Flow-induced segregation and dynamics of red blood cells in sickle cell disease

TL;DR

This study uses boundary integral simulations to analyze how sickle cell and healthy red blood cells behave under flow, revealing that sickle cells tend to marginate and cause increased shear stress near vessel walls, which may contribute to endothelial dysfunction.

Contribution

The paper introduces a detailed simulation model comparing sickle and healthy RBCs, highlighting the margination and shear stress effects unique to sickle cells in flow.

Findings

Sickle cells marginate and aggregate near vessel walls.

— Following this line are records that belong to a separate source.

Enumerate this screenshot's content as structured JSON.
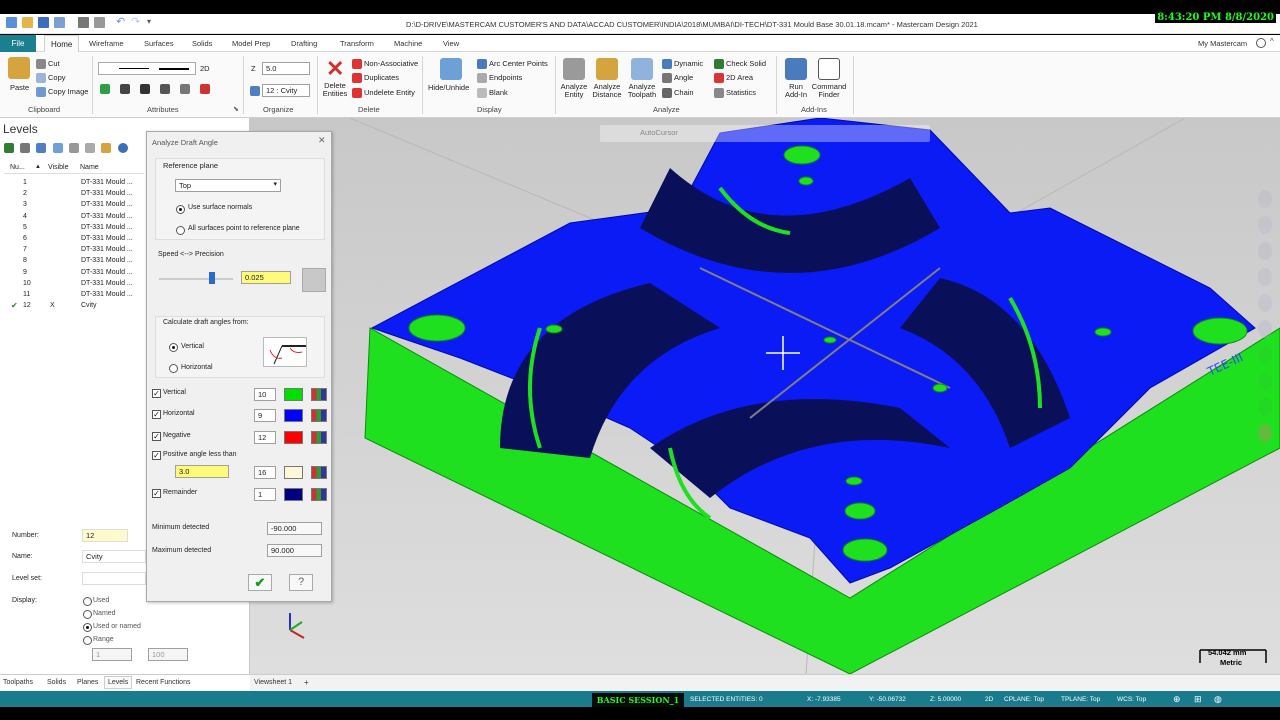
{
  "clock": "8:43:20 PM 8/8/2020",
  "window_title": "D:\\D-DRIVE\\MASTERCAM CUSTOMER'S AND DATA\\ACCAD CUSTOMER\\INDIA\\2018\\MUMBAI\\DI-TECH\\DT-331 Mould Base 30.01.18.mcam* - Mastercam Design 2021",
  "menu": {
    "file": "File",
    "tabs": [
      "Home",
      "Wireframe",
      "Surfaces",
      "Solids",
      "Model Prep",
      "Drafting",
      "Transform",
      "Machine",
      "View"
    ],
    "my_mastercam": "My Mastercam"
  },
  "ribbon": {
    "clipboard": {
      "paste": "Paste",
      "cut": "Cut",
      "copy": "Copy",
      "copy_image": "Copy Image",
      "label": "Clipboard"
    },
    "attributes": {
      "label": "Attributes",
      "dim": "2D"
    },
    "organize": {
      "label": "Organize",
      "z_label": "Z",
      "z_value": "5.0",
      "level_value": "12 : Cvity"
    },
    "delete": {
      "label": "Delete",
      "delete_entities": "Delete Entities",
      "non_assoc": "Non-Associative",
      "duplicates": "Duplicates",
      "undelete": "Undelete Entity"
    },
    "display": {
      "label": "Display",
      "hide": "Hide/Unhide",
      "arc_centers": "Arc Center Points",
      "endpoints": "Endpoints",
      "blank": "Blank"
    },
    "analyze": {
      "label": "Analyze",
      "entity": "Analyze Entity",
      "distance": "Analyze Distance",
      "toolpath": "Analyze Toolpath",
      "dynamic": "Dynamic",
      "angle": "Angle",
      "chain": "Chain",
      "check_solid": "Check Solid",
      "area": "2D Area",
      "statistics": "Statistics"
    },
    "addins": {
      "label": "Add-Ins",
      "run": "Run Add-In",
      "command_finder": "Command Finder"
    }
  },
  "levels_panel": {
    "title": "Levels",
    "col_number": "Nu...",
    "col_visible": "Visible",
    "col_name": "Name",
    "rows": [
      {
        "num": "1",
        "vis": "",
        "name": "DT-331 Mould ...",
        "active": false
      },
      {
        "num": "2",
        "vis": "",
        "name": "DT-331 Mould ...",
        "active": false
      },
      {
        "num": "3",
        "vis": "",
        "name": "DT-331 Mould ...",
        "active": false
      },
      {
        "num": "4",
        "vis": "",
        "name": "DT-331 Mould ...",
        "active": false
      },
      {
        "num": "5",
        "vis": "",
        "name": "DT-331 Mould ...",
        "active": false
      },
      {
        "num": "6",
        "vis": "",
        "name": "DT-331 Mould ...",
        "active": false
      },
      {
        "num": "7",
        "vis": "",
        "name": "DT-331 Mould ...",
        "active": false
      },
      {
        "num": "8",
        "vis": "",
        "name": "DT-331 Mould ...",
        "active": false
      },
      {
        "num": "9",
        "vis": "",
        "name": "DT-331 Mould ...",
        "active": false
      },
      {
        "num": "10",
        "vis": "",
        "name": "DT-331 Mould ...",
        "active": false
      },
      {
        "num": "11",
        "vis": "",
        "name": "DT-331 Mould ...",
        "active": false
      },
      {
        "num": "12",
        "vis": "X",
        "name": "Cvity",
        "active": true
      }
    ],
    "number_label": "Number:",
    "number_value": "12",
    "name_label": "Name:",
    "name_value": "Cvity",
    "levelset_label": "Level set:",
    "display_label": "Display:",
    "display_options": [
      "Used",
      "Named",
      "Used or named",
      "Range"
    ],
    "range_from": "1",
    "range_to": "100"
  },
  "dialog": {
    "title": "Analyze Draft Angle",
    "ref_plane_label": "Reference plane",
    "ref_plane_value": "Top",
    "use_normals": "Use surface normals",
    "all_surfaces": "All surfaces point to reference plane",
    "speed_label": "Speed <--> Precision",
    "precision_value": "0.025",
    "calc_label": "Calculate draft angles from:",
    "vertical": "Vertical",
    "horizontal": "Horizontal",
    "rows": [
      {
        "label": "Vertical",
        "value": "10",
        "color": "#00e000"
      },
      {
        "label": "Horizontal",
        "value": "9",
        "color": "#0000ff"
      },
      {
        "label": "Negative",
        "value": "12",
        "color": "#ff0000"
      },
      {
        "label": "Positive angle less than",
        "value": "16",
        "color": "#fff8d8",
        "angle": "3.0"
      },
      {
        "label": "Remainder",
        "value": "1",
        "color": "#000080"
      }
    ],
    "min_label": "Minimum detected",
    "min_value": "-90.000",
    "max_label": "Maximum detected",
    "max_value": "90.000"
  },
  "viewport": {
    "autocursor": "AutoCursor",
    "scale_value": "54.042 mm",
    "scale_unit": "Metric",
    "part_text": "TEE-III"
  },
  "bottom_tabs": [
    "Toolpaths",
    "Solids",
    "Planes",
    "Levels",
    "Recent Functions"
  ],
  "viewsheet": "Viewsheet 1",
  "status": {
    "session": "BASIC SESSION_1",
    "selected": "SELECTED ENTITIES: 0",
    "x": "X:   -7.93385",
    "y": "Y:   -50.06732",
    "z": "Z:   5.00000",
    "dim": "2D",
    "cplane": "CPLANE: Top",
    "tplane": "TPLANE: Top",
    "wcs": "WCS: Top"
  }
}
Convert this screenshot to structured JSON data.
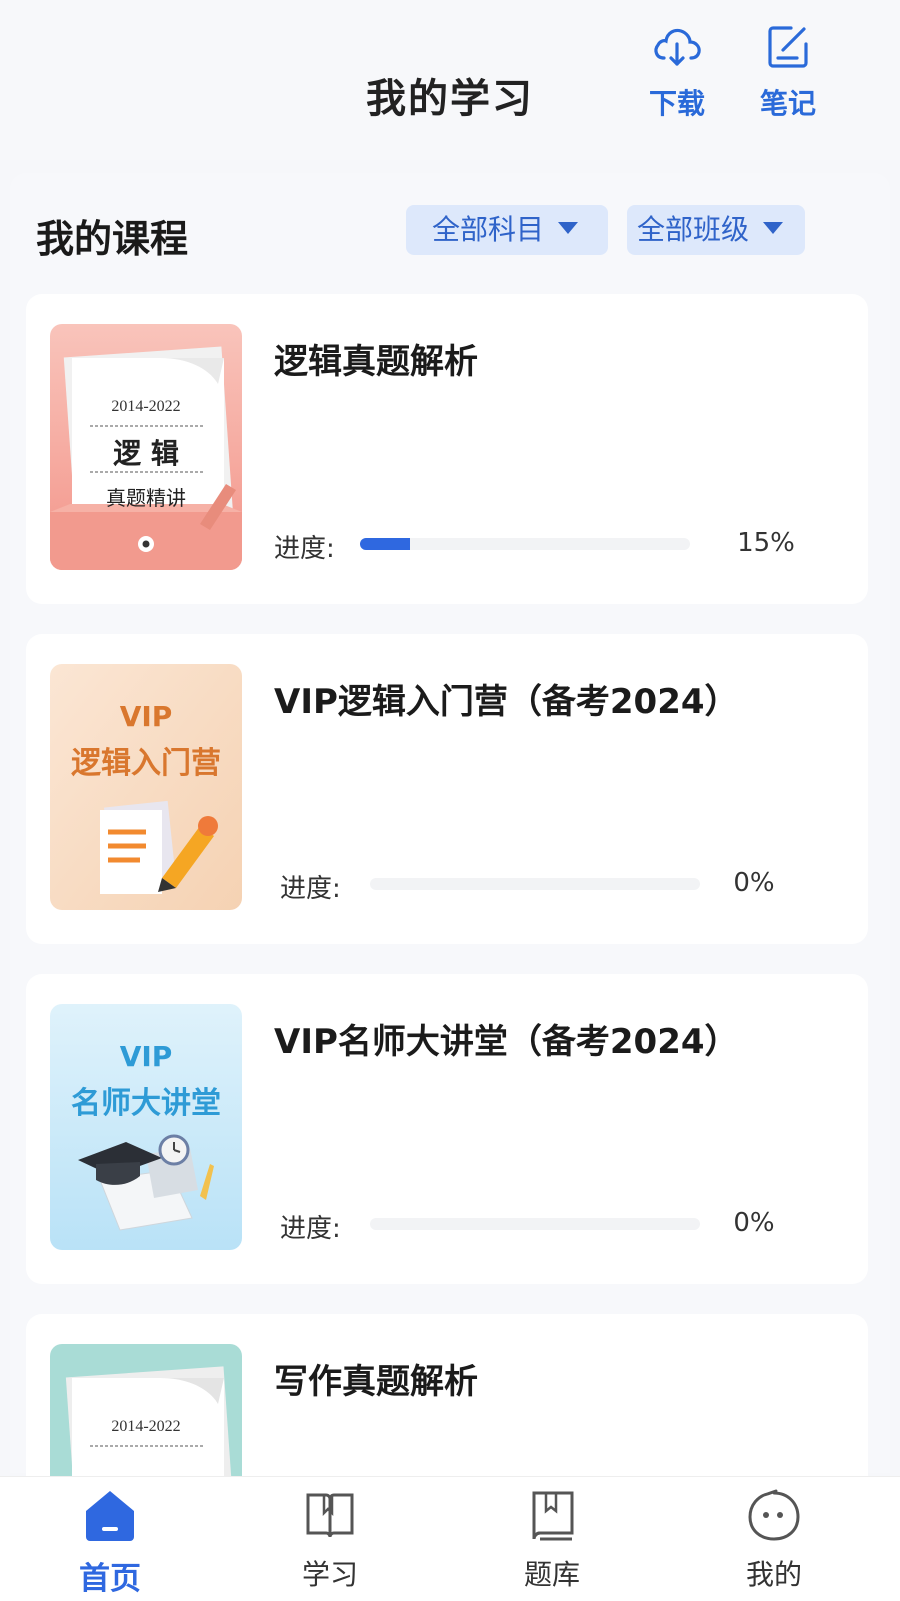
{
  "header": {
    "title": "我的学习",
    "actions": [
      {
        "label": "下载",
        "icon": "cloud-download-icon"
      },
      {
        "label": "笔记",
        "icon": "note-edit-icon"
      }
    ]
  },
  "section": {
    "title": "我的课程",
    "filters": [
      {
        "label": "全部科目"
      },
      {
        "label": "全部班级"
      }
    ]
  },
  "courses": [
    {
      "title": "逻辑真题解析",
      "progress_label": "进度:",
      "progress": 15,
      "progress_text": "15%",
      "thumb": {
        "years": "2014-2022",
        "subject": "逻 辑",
        "caption": "真题精讲"
      }
    },
    {
      "title": "VIP逻辑入门营（备考2024）",
      "progress_label": "进度:",
      "progress": 0,
      "progress_text": "0%",
      "thumb": {
        "line1": "VIP",
        "line2": "逻辑入门营"
      }
    },
    {
      "title": "VIP名师大讲堂（备考2024）",
      "progress_label": "进度:",
      "progress": 0,
      "progress_text": "0%",
      "thumb": {
        "line1": "VIP",
        "line2": "名师大讲堂"
      }
    },
    {
      "title": "写作真题解析",
      "thumb": {
        "years": "2014-2022"
      }
    }
  ],
  "tabbar": {
    "tabs": [
      {
        "label": "首页",
        "icon": "home-icon",
        "active": true
      },
      {
        "label": "学习",
        "icon": "book-icon",
        "active": false
      },
      {
        "label": "题库",
        "icon": "question-bank-icon",
        "active": false
      },
      {
        "label": "我的",
        "icon": "profile-face-icon",
        "active": false
      }
    ]
  },
  "colors": {
    "accent": "#2f68e0",
    "filter_bg": "#dde8fb",
    "filter_text": "#2f63c9"
  }
}
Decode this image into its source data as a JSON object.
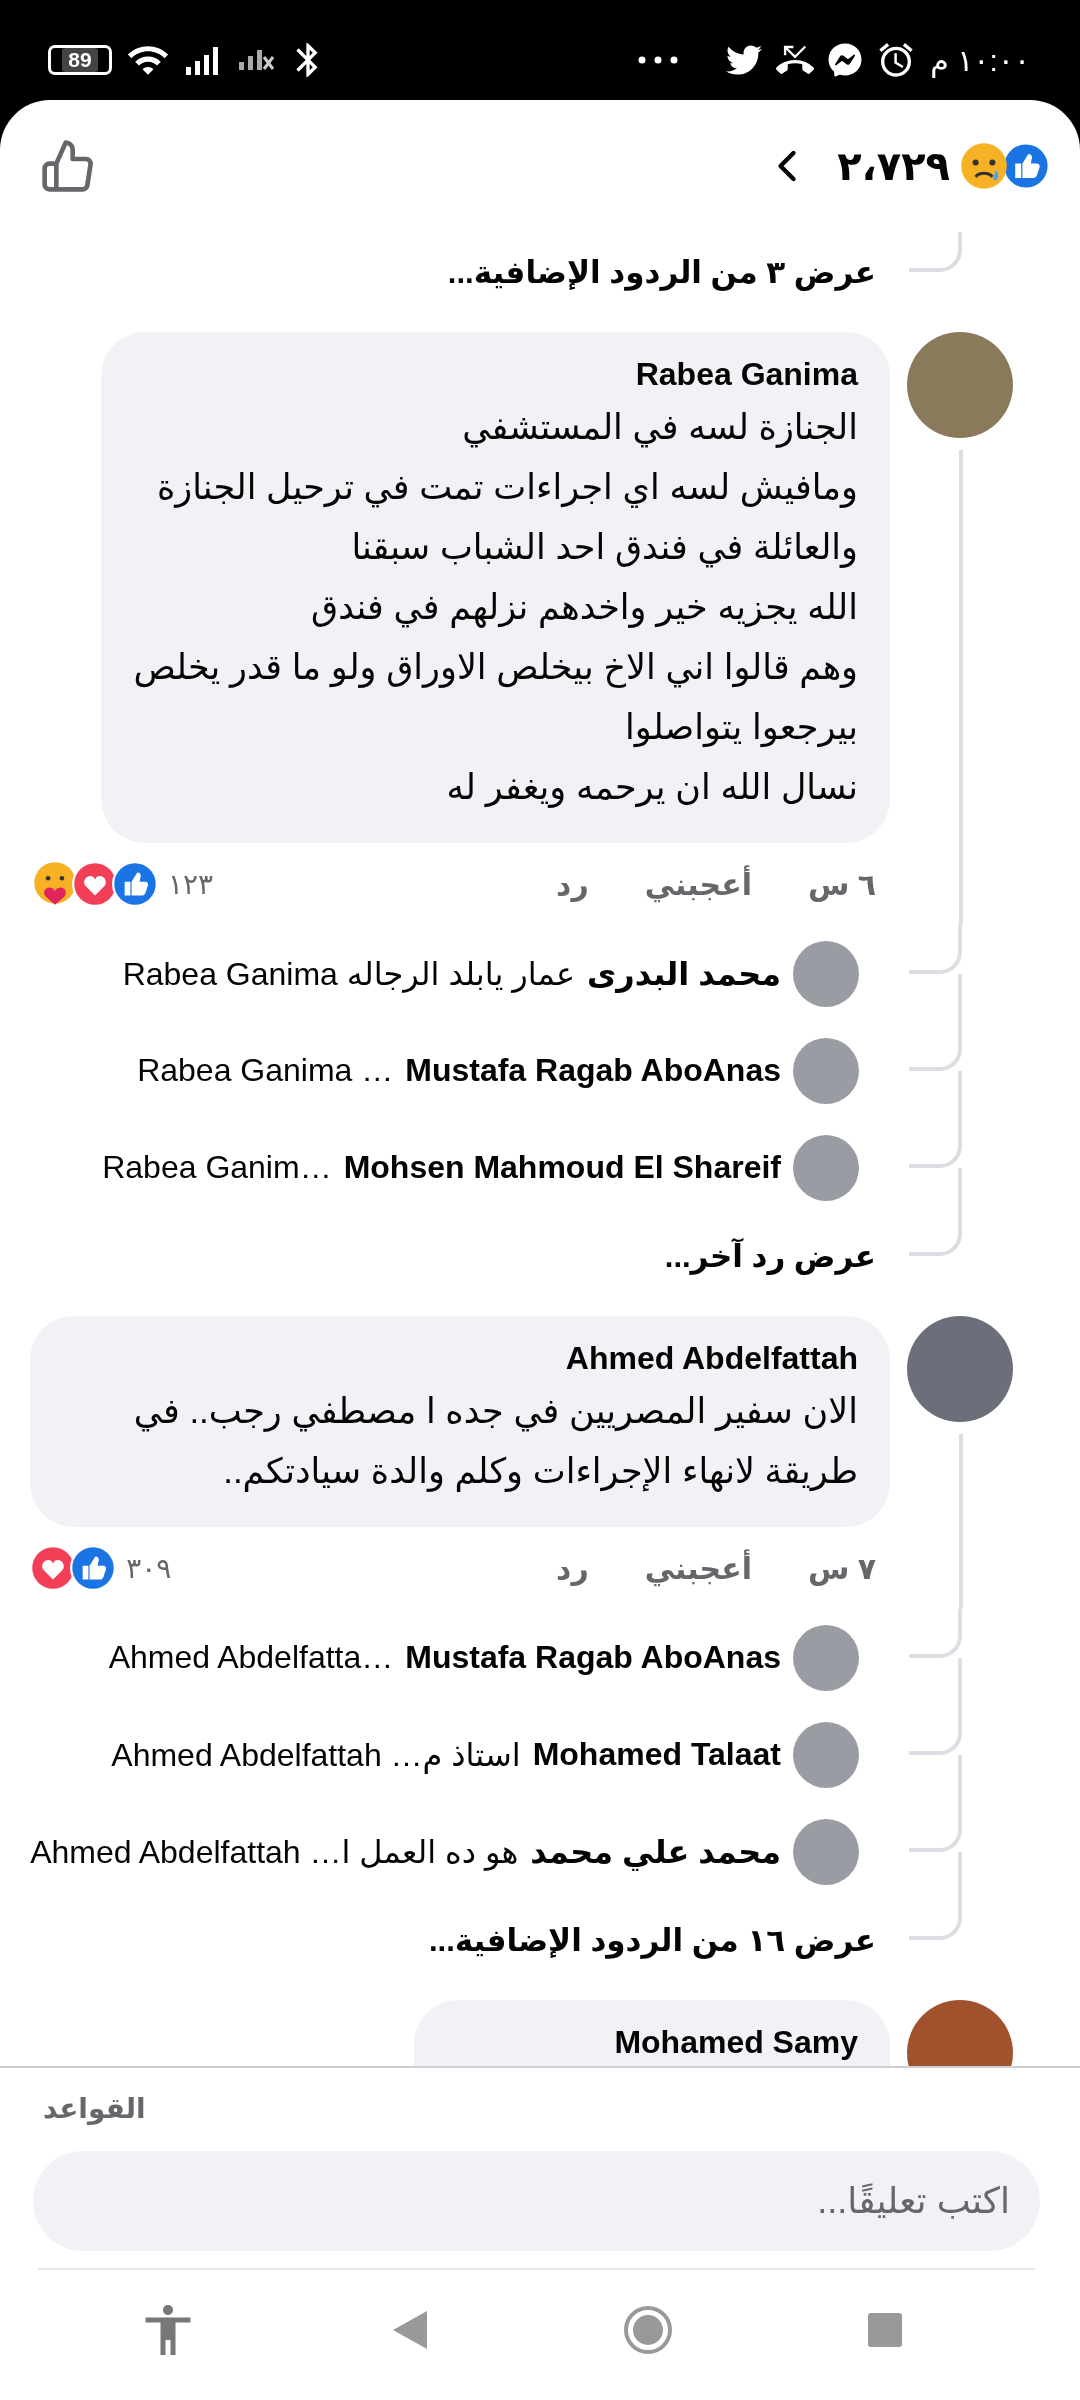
{
  "status_bar": {
    "time": "١٠:٠٠ م",
    "battery": "89"
  },
  "header": {
    "reactions": [
      {
        "kind": "like"
      },
      {
        "kind": "sad"
      }
    ],
    "count": "٢،٧٢٩"
  },
  "thread_end": {
    "more_replies": "عرض ٣ من الردود الإضافية..."
  },
  "comments": [
    {
      "author": "Rabea Ganima",
      "text": "الجنازة لسه في المستشفي\nومافيش لسه اي اجراءات تمت في ترحيل الجنازة\nوالعائلة في فندق احد الشباب سبقنا\nالله يجزيه خير واخدهم نزلهم في فندق\nوهم قالوا اني الاخ بيخلص الاوراق ولو ما قدر يخلص\nبيرجعوا يتواصلوا\nنسال الله ان يرحمه ويغفر له",
      "time": "٦ س",
      "like": "أعجبني",
      "reply": "رد",
      "reactions": [
        {
          "kind": "care"
        },
        {
          "kind": "love"
        },
        {
          "kind": "like"
        }
      ],
      "reaction_count": "١٢٣",
      "replies": [
        {
          "author": "محمد البدرى",
          "text": "عمار يابلد الرجاله Rabea Ganima"
        },
        {
          "author": "Mustafa Ragab AboAnas",
          "text": "Rabea Ganima …"
        },
        {
          "author": "Mohsen Mahmoud El Shareif",
          "text": "Rabea Ganim…"
        }
      ],
      "more_replies": "عرض رد آخر..."
    },
    {
      "author": "Ahmed Abdelfattah",
      "text": "الان سفير المصريين في جده ا مصطفي رجب.. في طريقة لانهاء الإجراءات وكلم والدة سيادتكم..",
      "time": "٧ س",
      "like": "أعجبني",
      "reply": "رد",
      "reactions": [
        {
          "kind": "love"
        },
        {
          "kind": "like"
        }
      ],
      "reaction_count": "٣٠٩",
      "replies": [
        {
          "author": "Mustafa Ragab AboAnas",
          "text": "Ahmed Abdelfatta…"
        },
        {
          "author": "Mohamed Talaat",
          "text": "استاذ م… Ahmed Abdelfattah"
        },
        {
          "author": "محمد علي محمد",
          "text": "هو ده العمل ا… Ahmed Abdelfattah"
        }
      ],
      "more_replies": "عرض ١٦ من الردود الإضافية..."
    }
  ],
  "partial_comment": {
    "author": "Mohamed Samy"
  },
  "composer": {
    "rules": "القواعد",
    "placeholder": "اكتب تعليقًا..."
  }
}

Sickle cells induce large peaks in wall shear stress.

Healthy RBCs tend to stay centered in the flow.

Abstract

Blood flow in sickle cell disease (SCD) can substantially differ from normal blood flow due to significant alterations in the physical properties of the red blood cells (RBCs). Chronic complications, such as inflammation of the endothelial cells lining blood vessel walls, are associated with SCD, for reasons that are unclear. Here, detailed boundary integral simulations are performed to investigate an idealized model flow flow in SCD, a binary suspension of flexible biconcave discoidal fluid-filled capsules and stiff curved prolate capsules that represent healthy and sickle RBCs, respectively, subjected to pressure-driven flow in a planar slit. The key observation is that, unlike healthy RBCs that concentrate around the center of the channel and form an RBC-depleted layer (i.e. cell-free layer) next to the walls, sickle cells are largely drained from the bulk of the suspension and aggregate inside the cell-free layer, displaying strong margination. These cells are found to undergo a rigid-body-like rolling orbit near the walls. Furthermore, the additional shear stress on the walls induced by the presence of marginated cells is computed. Compared to the small fluctuations in wall shear stress for a suspension of healthy RBCs, large local peaks in wall shear stress are observed for the binary suspensions, due to the proximity of the marginated stiff cells to the walls. As endothelial cells are known to mechanotransduce physical forces such as aberrations in shear stress and convert them to physiological processes such as activation of inflammatory signals, these results may aid in understanding mechanisms for endothelial dysfunction associated with SCD.